Sounds a bit like the first part of Decision at Doona, by Anne McCaffrey. A family of humans from a massively overcrowded earth are selected as colonists for the apparently unpopulated world of Doona. The son, Todd was very rowdy and didn't have the temperament to live quietly, elbow to elbow on earth.

Fortuitously his own Aisle was sparsely occupied—Todd had driven away any resident who could wangle a transfer.

Maybe now they rated additional acoustical shielding so that Pat wouldn’t suffer so much ostracism because of Todd's asocial traits.

I don't think he had a sister though.

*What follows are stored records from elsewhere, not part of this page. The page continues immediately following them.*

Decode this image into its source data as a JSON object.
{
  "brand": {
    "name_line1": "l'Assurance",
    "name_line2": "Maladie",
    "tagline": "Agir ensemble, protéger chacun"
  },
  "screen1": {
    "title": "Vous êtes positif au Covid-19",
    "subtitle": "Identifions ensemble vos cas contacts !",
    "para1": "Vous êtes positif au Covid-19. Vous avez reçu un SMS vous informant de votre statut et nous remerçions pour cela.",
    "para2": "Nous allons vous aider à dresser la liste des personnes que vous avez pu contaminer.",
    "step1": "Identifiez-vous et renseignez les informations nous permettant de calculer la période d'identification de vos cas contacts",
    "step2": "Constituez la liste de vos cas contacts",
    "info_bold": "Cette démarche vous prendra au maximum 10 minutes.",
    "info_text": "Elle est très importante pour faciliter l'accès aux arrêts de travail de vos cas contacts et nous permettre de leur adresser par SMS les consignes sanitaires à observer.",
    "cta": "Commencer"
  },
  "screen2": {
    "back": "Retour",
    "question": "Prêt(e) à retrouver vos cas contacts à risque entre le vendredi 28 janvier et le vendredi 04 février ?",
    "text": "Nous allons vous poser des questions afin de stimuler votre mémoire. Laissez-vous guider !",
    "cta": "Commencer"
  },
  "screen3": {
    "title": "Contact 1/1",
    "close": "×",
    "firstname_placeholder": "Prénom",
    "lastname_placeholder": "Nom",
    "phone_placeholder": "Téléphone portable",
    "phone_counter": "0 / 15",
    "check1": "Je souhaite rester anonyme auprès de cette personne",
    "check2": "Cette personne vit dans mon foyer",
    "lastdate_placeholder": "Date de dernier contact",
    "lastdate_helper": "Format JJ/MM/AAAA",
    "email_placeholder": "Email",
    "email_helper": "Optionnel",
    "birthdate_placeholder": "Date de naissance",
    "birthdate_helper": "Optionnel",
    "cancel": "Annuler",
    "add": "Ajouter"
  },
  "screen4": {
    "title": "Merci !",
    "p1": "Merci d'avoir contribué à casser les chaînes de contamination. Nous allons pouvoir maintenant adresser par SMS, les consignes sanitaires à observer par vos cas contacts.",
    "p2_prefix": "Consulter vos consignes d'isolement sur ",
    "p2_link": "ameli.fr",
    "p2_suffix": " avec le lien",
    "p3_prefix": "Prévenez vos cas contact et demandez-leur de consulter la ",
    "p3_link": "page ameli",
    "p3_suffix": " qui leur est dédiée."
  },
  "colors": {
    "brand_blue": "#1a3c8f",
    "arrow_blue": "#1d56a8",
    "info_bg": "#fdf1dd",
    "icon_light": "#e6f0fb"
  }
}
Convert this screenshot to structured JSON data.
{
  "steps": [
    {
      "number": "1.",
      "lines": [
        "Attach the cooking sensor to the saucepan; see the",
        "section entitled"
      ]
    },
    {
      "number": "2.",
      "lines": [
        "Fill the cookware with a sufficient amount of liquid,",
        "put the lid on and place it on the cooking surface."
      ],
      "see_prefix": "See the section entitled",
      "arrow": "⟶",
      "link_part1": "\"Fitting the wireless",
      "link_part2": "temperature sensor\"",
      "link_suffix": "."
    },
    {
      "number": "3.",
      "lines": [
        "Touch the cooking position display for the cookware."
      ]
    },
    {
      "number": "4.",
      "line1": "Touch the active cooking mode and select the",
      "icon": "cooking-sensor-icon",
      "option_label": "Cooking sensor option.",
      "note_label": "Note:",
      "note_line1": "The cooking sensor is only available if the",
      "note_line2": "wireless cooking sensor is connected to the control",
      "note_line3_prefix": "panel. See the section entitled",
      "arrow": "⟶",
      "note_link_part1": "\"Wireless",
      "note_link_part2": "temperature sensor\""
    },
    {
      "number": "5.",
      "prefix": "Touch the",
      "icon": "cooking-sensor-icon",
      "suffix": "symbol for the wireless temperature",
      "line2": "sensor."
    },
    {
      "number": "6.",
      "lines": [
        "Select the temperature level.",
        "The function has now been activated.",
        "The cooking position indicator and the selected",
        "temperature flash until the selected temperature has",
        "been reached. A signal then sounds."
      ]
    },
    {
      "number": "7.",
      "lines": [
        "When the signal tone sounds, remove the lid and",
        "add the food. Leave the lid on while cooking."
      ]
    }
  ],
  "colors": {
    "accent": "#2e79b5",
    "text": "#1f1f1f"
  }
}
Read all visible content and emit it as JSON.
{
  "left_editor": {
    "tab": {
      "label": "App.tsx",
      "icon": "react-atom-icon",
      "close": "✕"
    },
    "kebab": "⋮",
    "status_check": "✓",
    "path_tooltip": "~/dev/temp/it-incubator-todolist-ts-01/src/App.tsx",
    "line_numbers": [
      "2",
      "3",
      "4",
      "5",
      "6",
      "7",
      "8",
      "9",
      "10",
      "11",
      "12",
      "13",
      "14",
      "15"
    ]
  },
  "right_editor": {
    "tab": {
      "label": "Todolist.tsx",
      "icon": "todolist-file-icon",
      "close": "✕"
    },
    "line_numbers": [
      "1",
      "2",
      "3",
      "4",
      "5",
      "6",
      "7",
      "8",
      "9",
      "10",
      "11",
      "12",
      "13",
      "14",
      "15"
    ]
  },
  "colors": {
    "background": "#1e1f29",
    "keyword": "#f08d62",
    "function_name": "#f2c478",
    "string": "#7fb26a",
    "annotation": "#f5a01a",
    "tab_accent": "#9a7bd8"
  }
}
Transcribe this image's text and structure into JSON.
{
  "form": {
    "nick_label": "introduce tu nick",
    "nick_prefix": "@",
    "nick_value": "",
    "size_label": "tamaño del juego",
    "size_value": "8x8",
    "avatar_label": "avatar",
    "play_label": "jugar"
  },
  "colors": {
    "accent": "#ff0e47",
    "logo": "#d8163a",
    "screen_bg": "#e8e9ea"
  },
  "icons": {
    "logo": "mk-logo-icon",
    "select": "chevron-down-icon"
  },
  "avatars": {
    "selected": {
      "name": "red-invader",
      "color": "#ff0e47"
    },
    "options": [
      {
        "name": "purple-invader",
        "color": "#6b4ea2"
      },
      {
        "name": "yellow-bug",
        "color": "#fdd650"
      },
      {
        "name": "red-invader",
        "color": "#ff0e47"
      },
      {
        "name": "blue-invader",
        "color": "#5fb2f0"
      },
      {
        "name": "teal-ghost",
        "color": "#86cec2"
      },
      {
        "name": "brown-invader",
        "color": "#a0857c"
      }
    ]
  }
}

The father, Ken, also felt repressed living on earth.

IT REQUIRED EVERY ounce of self-control Ken Reeve had developed over the frustrating years of his adulthood to keep from shouting, singing, jumping or committing a number of other social solecisms. As it was, he received stern, remanding looks from the other passengers in the express lift for the wide smile he couldn’t repress.

The bit where they discover their voices:

"Todd," Reeve called, realizing as he did that the child couldn't possibly hear that polite summons.

"TODD," he bellowed. Everyone stopped work and turned to look at Reeve.

"YEAH, DAD, WHAT DO YOU WANT?" Todd replied in equal man-sized voice.

There was a second stunned silence until the newcomers realized that such volume was no longer a social sin but an asset.

It has been decades since I read it though, and the only text I can find is from the Amazon book preview.

  • 1
    Some quotes from the novel would turn this from an OK answer to an excellent one
    – Valorum
    Nov 23, 2023 at 9:24
  • The book can be borrowed (for free but registration required) from the Internet Archive: archive.org/details/decisionatdoona0000unse
    – user14111
    Nov 23, 2023 at 11:10
  • Going to have to dig my copy out of storage. Great series.
    – Corey
    Nov 27, 2023 at 0:55
  • I added the quote I particularly recalled. I think I must have been conflating this with another story; I totally failed to connect it to the cats.